The first fight scene is entertaining in itself, but is taken to an extra level when it is meticulously reconstructed in Xu’s mind. The action is replayed, with added focus at the crucial moments, and embellished with Xu’s analysis. Deducing that Liu must have used qi energy and advanced fighting techniques, Xu exposes the ruse that he simply got lucky. Chan uses a range of visual effects, particularly to add precise detail to the development of internal wounds, a technique which remains effective throughout the film.

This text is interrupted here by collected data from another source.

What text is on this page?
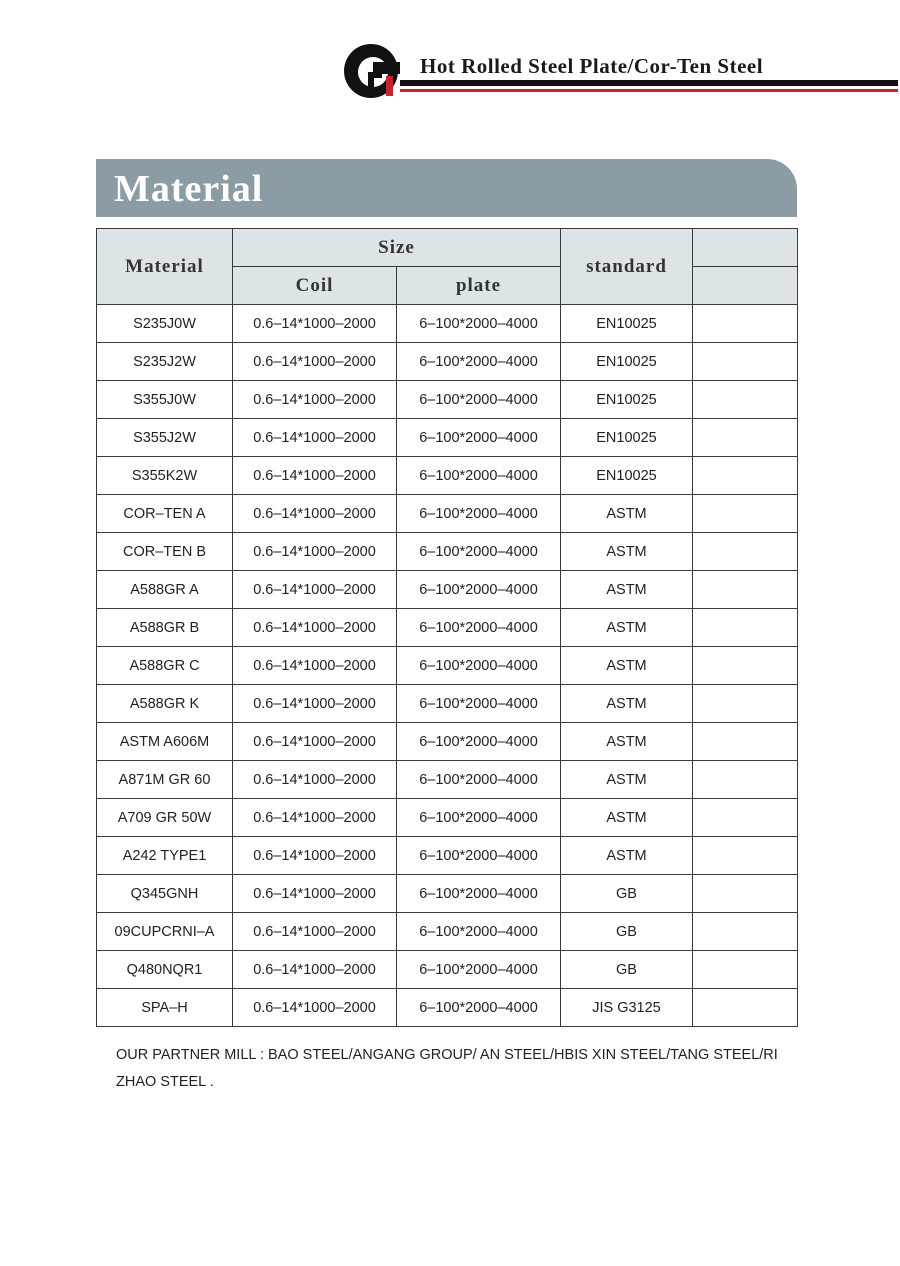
Hot Rolled Steel Plate/Cor-Ten Steel
Material
Material	Size		standard	
	Coil	plate		
S235J0W	0.6–14*1000–2000	6–100*2000–4000	EN10025	
S235J2W	0.6–14*1000–2000	6–100*2000–4000	EN10025	
S355J0W	0.6–14*1000–2000	6–100*2000–4000	EN10025	
S355J2W	0.6–14*1000–2000	6–100*2000–4000	EN10025	
S355K2W	0.6–14*1000–2000	6–100*2000–4000	EN10025	
COR–TEN A	0.6–14*1000–2000	6–100*2000–4000	ASTM	
COR–TEN B	0.6–14*1000–2000	6–100*2000–4000	ASTM	
A588GR A	0.6–14*1000–2000	6–100*2000–4000	ASTM	
A588GR B	0.6–14*1000–2000	6–100*2000–4000	ASTM	
A588GR C	0.6–14*1000–2000	6–100*2000–4000	ASTM	
A588GR K	0.6–14*1000–2000	6–100*2000–4000	ASTM	
ASTM A606M	0.6–14*1000–2000	6–100*2000–4000	ASTM	
A871M GR 60	0.6–14*1000–2000	6–100*2000–4000	ASTM	
A709 GR 50W	0.6–14*1000–2000	6–100*2000–4000	ASTM	
A242 TYPE1	0.6–14*1000–2000	6–100*2000–4000	ASTM	
Q345GNH	0.6–14*1000–2000	6–100*2000–4000	GB	
09CUPCRNI–A	0.6–14*1000–2000	6–100*2000–4000	GB	
Q480NQR1	0.6–14*1000–2000	6–100*2000–4000	GB	
SPA–H	0.6–14*1000–2000	6–100*2000–4000	JIS G3125	
OUR PARTNER MILL : BAO STEEL/ANGANG GROUP/ AN STEEL/HBIS XIN STEEL/TANG STEEL/RI ZHAO STEEL .
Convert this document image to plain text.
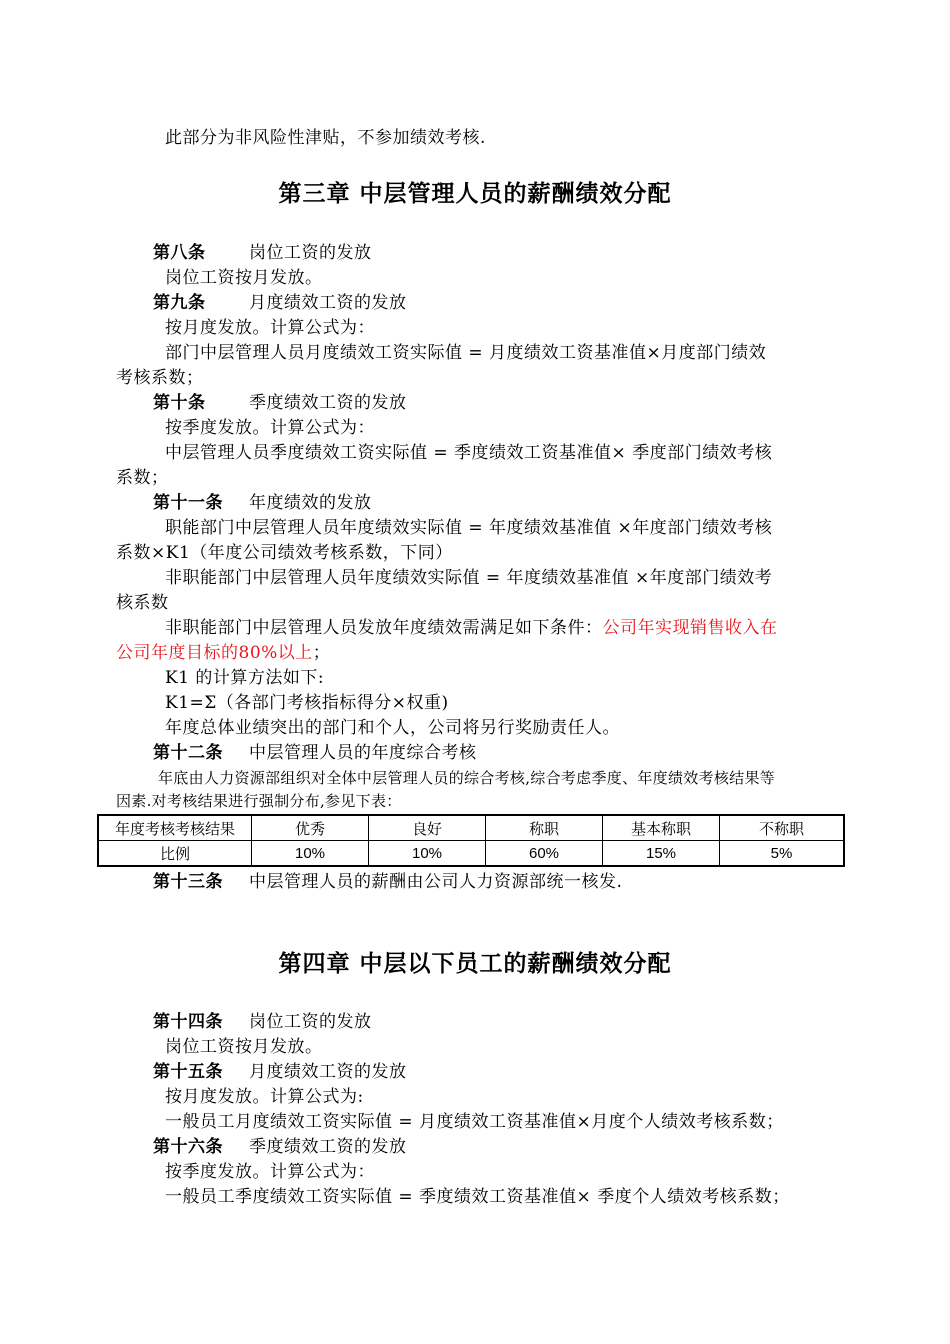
此部分为非风险性津贴，不参加绩效考核.
第三章 中层管理人员的薪酬绩效分配
第八条	岗位工资的发放
岗位工资按月发放。
第九条	月度绩效工资的发放
按月度发放。计算公式为：
部门中层管理人员月度绩效工资实际值 = 月度绩效工资基准值×月度部门绩效
考核系数；
第十条	季度绩效工资的发放
按季度发放。计算公式为：
中层管理人员季度绩效工资实际值 = 季度绩效工资基准值× 季度部门绩效考核
系数；
第十一条 年度绩效的发放
职能部门中层管理人员年度绩效实际值 = 年度绩效基准值 ×年度部门绩效考核
系数×K1（年度公司绩效考核系数，下同）
非职能部门中层管理人员年度绩效实际值 = 年度绩效基准值 ×年度部门绩效考
核系数
非职能部门中层管理人员发放年度绩效需满足如下条件：公司年实现销售收入在
公司年度目标的80%以上；
K1 的计算方法如下:
K1=Σ（各部门考核指标得分×权重)
年度总体业绩突出的部门和个人，公司将另行奖励责任人。
第十二条 中层管理人员的年度综合考核
年底由人力资源部组织对全体中层管理人员的综合考核,综合考虑季度、年度绩效考核结果等
因素.对考核结果进行强制分布,参见下表：
年度考核考核结果	优秀	良好	称职	基本称职	不称职
比例	10%	10%	60%	15%	5%
第十三条 中层管理人员的薪酬由公司人力资源部统一核发.
第四章 中层以下员工的薪酬绩效分配
第十四条 岗位工资的发放
岗位工资按月发放。
第十五条 月度绩效工资的发放
按月度发放。计算公式为:
一般员工月度绩效工资实际值 = 月度绩效工资基准值×月度个人绩效考核系数；
第十六条 季度绩效工资的发放
按季度发放。计算公式为：
一般员工季度绩效工资实际值 = 季度绩效工资基准值× 季度个人绩效考核系数；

Once Xu has confirmed there is more to Liu than meets the eye, the psychological conflict between the two men can begin. Xu’s character offers a unique perspective on the action, and Kaneshiro gives a measured performance, showing a studious exterior which harbors an intense passion. Tortured by the memory of setting a young criminal free early in his career, only for him to return home and poison his parents, Xu makes law the highest principle in life, placing it above all humanity. He is determined to bring Liu to justice, long before he discovers the extent of his violent past.
Liu is also a complex character, determined to live an ordinary life but evidently hiding something terrible. Dragon’s opening scene depicts him dining with his family in a tranquil home, and it is so genuine a moment that his sincere desire for reform cannot initially be doubted. However, as word of his whereabouts spreads, Liu’s resolve is sternly tested and he is forced to directly confront the demons of his past.
Chan is able to seamlessly blend genres, combining elements from drama, action and detective films, and this also serve to make a formal point within Dragon itself. We are presented with a world in transition — the old methods of existence are beginning to be superseded as new technologies ensure material prosperity in rural areas. There is a conflict between the scientific and the natural, the part and the whole, which is exemplified in the two central characters. Tradition, spirituality and man’s connection with nature are all challenged as the film develops, adding thematic depth to an exceptionally entertaining film.
Dragon’s consistently arresting narrative is backed up by strong performances, spectacular visuals, intense action sequences and beautiful cinematography, making it an exhilarating ride.